Spot gold was up 0.5 percent at $1,318.67 an ounce by 1:41 pm EST (1841 GMT). Its session high of $1,326.56 was its highest since September 15. US gold futures for February delivery settled up $5.60, or 0.4 percent, at $1,319.30 per ounce. The report "added pressure on the US dollar and helped gold," said Bart Melek, head of commodity strategy at TD Securities in Toronto. "Gold did better, despite the fact that the yields across the curve moved higher," he said.

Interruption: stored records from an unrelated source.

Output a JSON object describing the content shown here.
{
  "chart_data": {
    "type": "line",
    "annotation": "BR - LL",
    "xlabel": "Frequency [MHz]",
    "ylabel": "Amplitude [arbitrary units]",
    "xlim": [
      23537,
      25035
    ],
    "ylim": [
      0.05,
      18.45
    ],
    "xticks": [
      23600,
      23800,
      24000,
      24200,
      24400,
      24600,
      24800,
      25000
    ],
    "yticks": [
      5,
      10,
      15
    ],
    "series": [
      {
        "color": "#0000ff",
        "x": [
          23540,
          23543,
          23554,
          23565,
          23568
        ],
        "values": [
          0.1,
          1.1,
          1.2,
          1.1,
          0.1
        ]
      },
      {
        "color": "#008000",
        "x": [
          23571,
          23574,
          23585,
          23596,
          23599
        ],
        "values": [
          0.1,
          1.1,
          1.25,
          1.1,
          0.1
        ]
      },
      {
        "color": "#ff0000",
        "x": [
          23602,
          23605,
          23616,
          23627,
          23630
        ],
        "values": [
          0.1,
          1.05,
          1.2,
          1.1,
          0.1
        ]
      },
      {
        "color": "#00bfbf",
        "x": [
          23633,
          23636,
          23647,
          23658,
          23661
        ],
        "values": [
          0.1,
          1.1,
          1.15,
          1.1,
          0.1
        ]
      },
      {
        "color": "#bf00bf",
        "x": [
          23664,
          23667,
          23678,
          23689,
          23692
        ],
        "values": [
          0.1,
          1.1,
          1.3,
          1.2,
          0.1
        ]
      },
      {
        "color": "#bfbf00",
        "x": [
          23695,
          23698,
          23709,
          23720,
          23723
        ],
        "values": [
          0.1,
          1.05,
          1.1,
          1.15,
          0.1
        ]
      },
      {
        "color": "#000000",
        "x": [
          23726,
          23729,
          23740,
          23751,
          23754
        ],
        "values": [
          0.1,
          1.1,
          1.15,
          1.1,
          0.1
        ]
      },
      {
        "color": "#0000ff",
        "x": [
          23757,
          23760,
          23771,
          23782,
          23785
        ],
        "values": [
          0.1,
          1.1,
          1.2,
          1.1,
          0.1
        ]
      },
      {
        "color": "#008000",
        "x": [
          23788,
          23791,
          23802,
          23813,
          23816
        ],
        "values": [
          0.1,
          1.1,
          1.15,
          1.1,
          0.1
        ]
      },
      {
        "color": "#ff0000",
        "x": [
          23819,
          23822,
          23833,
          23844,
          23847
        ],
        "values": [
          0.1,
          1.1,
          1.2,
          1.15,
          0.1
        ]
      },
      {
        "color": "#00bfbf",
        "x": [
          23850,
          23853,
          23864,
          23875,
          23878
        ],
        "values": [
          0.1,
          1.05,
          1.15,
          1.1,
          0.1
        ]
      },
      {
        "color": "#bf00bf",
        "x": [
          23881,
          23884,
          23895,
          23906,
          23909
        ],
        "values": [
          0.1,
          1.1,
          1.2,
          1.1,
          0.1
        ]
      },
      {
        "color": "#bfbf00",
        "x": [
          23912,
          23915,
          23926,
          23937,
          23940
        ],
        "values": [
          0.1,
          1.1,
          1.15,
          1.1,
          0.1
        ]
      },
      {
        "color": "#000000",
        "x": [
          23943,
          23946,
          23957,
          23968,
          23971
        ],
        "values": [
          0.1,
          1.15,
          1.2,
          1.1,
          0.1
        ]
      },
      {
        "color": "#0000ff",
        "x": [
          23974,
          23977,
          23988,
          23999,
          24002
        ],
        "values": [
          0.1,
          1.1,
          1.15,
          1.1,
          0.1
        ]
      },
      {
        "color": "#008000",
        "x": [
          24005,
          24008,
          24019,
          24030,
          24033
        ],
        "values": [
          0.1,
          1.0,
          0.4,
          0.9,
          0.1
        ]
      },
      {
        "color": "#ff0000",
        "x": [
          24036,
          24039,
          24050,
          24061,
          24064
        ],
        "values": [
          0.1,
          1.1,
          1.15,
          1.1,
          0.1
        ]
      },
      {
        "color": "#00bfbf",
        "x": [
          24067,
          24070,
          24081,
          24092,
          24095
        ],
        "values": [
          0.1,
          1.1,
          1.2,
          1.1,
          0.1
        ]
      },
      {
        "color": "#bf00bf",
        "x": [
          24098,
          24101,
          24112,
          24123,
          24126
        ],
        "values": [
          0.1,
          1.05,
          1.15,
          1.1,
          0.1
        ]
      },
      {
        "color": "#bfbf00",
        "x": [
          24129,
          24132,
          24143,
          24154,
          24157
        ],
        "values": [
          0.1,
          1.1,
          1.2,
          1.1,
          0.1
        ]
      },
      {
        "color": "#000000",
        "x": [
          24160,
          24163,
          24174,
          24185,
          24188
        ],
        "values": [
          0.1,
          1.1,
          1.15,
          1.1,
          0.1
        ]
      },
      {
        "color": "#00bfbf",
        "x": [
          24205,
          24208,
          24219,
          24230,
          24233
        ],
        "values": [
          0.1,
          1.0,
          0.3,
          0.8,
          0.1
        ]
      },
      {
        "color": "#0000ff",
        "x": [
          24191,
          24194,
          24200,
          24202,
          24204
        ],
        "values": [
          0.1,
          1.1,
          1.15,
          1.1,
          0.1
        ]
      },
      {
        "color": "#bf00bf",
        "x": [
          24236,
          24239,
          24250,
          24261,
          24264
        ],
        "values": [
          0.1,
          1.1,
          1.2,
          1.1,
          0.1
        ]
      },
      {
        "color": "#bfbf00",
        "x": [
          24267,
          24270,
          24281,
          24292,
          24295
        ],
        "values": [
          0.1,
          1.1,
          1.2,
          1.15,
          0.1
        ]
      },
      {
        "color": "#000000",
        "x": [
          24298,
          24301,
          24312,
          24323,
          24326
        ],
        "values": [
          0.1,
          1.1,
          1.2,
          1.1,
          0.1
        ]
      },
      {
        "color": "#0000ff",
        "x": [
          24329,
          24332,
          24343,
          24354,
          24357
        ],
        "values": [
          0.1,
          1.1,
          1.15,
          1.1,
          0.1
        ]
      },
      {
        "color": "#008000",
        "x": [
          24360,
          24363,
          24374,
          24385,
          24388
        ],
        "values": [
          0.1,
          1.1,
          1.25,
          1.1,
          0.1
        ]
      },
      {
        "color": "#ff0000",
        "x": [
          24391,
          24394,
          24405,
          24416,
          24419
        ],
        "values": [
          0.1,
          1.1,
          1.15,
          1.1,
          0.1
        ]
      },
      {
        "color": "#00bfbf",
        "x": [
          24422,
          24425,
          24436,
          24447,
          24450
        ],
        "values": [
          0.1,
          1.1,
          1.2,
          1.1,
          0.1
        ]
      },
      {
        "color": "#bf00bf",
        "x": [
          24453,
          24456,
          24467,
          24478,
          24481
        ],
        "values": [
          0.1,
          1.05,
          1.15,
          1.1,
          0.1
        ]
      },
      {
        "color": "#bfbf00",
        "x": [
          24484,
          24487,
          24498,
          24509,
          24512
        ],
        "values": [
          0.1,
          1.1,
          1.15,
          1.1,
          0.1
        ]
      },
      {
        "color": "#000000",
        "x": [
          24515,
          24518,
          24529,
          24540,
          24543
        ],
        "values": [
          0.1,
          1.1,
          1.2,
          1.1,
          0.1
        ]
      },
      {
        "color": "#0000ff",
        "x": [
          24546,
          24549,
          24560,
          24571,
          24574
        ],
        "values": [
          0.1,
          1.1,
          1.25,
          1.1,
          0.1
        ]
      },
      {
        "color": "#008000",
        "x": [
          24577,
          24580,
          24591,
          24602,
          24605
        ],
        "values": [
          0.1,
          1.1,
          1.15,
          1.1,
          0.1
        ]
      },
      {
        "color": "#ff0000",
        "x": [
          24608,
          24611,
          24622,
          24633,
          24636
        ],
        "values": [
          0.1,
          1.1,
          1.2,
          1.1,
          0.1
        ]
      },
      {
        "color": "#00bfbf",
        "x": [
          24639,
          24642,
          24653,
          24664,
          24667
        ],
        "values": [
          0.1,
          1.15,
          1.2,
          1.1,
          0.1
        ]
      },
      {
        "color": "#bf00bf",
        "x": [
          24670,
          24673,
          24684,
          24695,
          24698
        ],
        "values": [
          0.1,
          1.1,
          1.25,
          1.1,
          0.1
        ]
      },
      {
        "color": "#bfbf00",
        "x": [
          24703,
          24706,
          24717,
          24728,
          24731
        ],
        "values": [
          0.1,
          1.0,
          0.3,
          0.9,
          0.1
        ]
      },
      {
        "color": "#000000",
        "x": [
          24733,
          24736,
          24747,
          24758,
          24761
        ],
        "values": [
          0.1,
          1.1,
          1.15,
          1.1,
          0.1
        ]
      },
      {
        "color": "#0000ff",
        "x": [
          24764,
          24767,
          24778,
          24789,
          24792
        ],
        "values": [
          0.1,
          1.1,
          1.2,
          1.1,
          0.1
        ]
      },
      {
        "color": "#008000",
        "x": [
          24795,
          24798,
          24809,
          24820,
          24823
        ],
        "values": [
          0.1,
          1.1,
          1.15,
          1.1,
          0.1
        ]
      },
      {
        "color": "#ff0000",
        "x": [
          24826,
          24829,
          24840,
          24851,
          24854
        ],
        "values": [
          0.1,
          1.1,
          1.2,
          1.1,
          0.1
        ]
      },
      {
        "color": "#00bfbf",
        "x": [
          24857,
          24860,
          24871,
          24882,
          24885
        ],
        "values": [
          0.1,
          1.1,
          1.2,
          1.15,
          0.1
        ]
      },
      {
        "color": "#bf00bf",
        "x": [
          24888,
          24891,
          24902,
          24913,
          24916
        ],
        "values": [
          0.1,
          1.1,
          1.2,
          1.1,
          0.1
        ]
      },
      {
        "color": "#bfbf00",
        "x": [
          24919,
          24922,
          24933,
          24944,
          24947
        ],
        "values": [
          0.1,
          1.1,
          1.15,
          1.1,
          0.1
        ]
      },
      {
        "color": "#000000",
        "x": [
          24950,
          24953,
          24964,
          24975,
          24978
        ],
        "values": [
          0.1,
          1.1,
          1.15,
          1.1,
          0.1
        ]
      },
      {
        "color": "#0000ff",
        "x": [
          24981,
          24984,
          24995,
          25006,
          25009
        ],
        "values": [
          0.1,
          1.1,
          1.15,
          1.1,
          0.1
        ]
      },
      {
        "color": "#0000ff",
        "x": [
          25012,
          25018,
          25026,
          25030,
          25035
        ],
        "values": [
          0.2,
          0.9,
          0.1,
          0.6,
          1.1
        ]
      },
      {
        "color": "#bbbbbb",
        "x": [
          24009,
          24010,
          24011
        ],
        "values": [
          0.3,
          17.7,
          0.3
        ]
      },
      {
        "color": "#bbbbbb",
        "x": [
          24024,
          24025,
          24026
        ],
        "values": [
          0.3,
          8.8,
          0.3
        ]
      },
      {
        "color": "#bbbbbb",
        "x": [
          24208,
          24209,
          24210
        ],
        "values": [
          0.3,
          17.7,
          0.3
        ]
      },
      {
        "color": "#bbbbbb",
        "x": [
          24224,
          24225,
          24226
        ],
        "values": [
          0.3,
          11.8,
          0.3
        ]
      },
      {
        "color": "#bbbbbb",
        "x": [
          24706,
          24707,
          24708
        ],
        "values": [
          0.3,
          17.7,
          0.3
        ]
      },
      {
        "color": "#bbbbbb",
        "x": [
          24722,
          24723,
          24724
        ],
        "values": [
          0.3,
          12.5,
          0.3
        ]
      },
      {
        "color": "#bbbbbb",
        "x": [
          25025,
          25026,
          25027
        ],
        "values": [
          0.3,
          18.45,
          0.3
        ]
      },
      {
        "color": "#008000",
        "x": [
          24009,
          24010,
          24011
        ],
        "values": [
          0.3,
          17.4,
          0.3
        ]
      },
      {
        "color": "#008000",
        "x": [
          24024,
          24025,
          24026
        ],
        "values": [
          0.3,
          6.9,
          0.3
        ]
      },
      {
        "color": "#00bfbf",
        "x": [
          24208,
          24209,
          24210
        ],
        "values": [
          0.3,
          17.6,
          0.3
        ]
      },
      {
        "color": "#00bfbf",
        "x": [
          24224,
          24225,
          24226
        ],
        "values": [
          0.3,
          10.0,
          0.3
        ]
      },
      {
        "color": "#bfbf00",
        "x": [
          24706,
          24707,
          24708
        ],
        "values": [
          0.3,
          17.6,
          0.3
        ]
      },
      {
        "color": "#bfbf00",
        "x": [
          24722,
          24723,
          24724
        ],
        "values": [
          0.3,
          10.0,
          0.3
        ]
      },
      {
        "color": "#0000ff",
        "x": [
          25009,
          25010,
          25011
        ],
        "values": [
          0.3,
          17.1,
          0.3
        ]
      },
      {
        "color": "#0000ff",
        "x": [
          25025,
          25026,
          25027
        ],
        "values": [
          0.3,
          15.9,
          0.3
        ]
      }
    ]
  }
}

"With bond yields going up so steadily and looking like they're going higher that could be a bit of a headwind given the fact that gold is a non interest-bearing asset," said Bill O'Neill, partner, co-founder of LOGIC Advisors in Upper Saddle River, New Jersey. Among other metals, palladium dropped 1.5 percent at $1,083.97 an ounce, after hitting a record high on Tuesday at $1,111.40. Tightening emissions standards and a switch away from diesel cars to more palladium-heavy gasoline models has shored up demand expectations for the autocatalyst metal.
Platinum was up 0.9 percent at $973.60 an ounce, after hitting a nearly four-month high of $973.90. Silver was up 0.4 percent at $17.01 an ounce, after earlier drifting to $16.86, its lowest since December 29.